The Housing Finance Institute (HFI) and Localis published a 30-page blueprint designed to stimulate a new generation of council homes.
‘Public Rental Homes – fresh perspectives’ provides a solution to the challenge that just 6,000 of the 52,000 new homes listed as ‘affordable’ in 2020/21 by local councils were truly affordable by 1.2 million households on waiting lists.
Local authorities would have the opportunity to develop plans to slash council waiting lists and galvanise local housebuilding by partnering with private developers to build homes by adopting this new-generation PRH model, that flips the traditional approach to negotiations on ‘affordable’ provision.
Currently councils negotiate with developers to determine the percentage of affordable homes a scheme can provide, based on the total private unit sales. ‘Affordable’ rents can vary from 50% of local market rents up to 90%. Subsidised sales are included in the percentages. The PRH model flips the question to ‘what percentage of private homes are needed to produce sufficient PRH homes?
Under the PRH model – which deals in ‘bottom up’ plans, not top-down targets – local authorities would be responsible for identifying sites that might meet PRH criteria and initiate discussion with developers. For their part, developers would assume 100% of the risk and a 20% margin on both the PRH homes as well as their own private units.
Report author, Peter Bill, said: “Families on council waiting lists are squeezed to the bottom of pile by financial pressures on councils and developers trying to agree the percentage of affordable homes. A new perspective is needed to ensure the needs of these families become the top priority on sites where PRH is viable.

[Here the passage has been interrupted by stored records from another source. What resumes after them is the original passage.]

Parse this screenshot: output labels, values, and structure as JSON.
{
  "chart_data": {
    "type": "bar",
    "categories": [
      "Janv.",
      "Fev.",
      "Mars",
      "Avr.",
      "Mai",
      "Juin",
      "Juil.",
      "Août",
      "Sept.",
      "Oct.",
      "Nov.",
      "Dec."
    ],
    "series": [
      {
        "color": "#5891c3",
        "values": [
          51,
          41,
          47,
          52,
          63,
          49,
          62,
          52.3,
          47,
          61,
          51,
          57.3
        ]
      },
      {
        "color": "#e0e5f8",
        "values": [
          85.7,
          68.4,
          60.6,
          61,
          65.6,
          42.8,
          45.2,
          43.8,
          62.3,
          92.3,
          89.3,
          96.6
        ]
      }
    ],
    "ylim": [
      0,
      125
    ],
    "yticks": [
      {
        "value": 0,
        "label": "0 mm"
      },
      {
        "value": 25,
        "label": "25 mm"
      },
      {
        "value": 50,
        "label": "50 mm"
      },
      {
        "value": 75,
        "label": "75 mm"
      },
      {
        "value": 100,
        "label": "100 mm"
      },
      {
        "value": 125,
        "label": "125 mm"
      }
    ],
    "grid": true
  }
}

“The PRH approach addresses that need and provides fresh impetus to councils looking to house those on their waiting list and to developers looking for better, simpler, ways to build. Site by site viability is the key. Developers take 100% of the risk and therefore deserve a 20% profit margin.”
Co-author, Jackie Sadek, said: “We need to get on and deliver. Stop arguing about the whys and the wherefores. Delivery only happens on the ground, not from Whitehall. Let’s try to crack this massive crisis, not top down, but bottom up. Every council should be supported in drawing up a 10 year Plan to deliver Public Rental Homes.”
Chair of The Housing and Finance Institute Board, Sir Steve Bullock, said: “Thousands of families and individuals, both young and old, are caught in the trap of being unable to afford to buy or rent privately but finding no alternative that they can possibly afford either. More people are falling into this trap each month yet the supply of new affordable homes is actually diminishing.
“The impact of the cost-of-living crisis makes finding a response ever more urgent and the HFI has commissioned this research to offer a way forward that can attract support on a cross party basis.
“Putting the emphasis on building new social homes has the potential to be a win–win with homeless people having a better chance of moving to decent properties that they can afford and make into homes while the economic impact of the construction will have wider benefits.
“Doing this at pace will need a different mindset at all levels of government and the HFI will press for that and work with councils, government and developers in the coming weeks to make this happen.”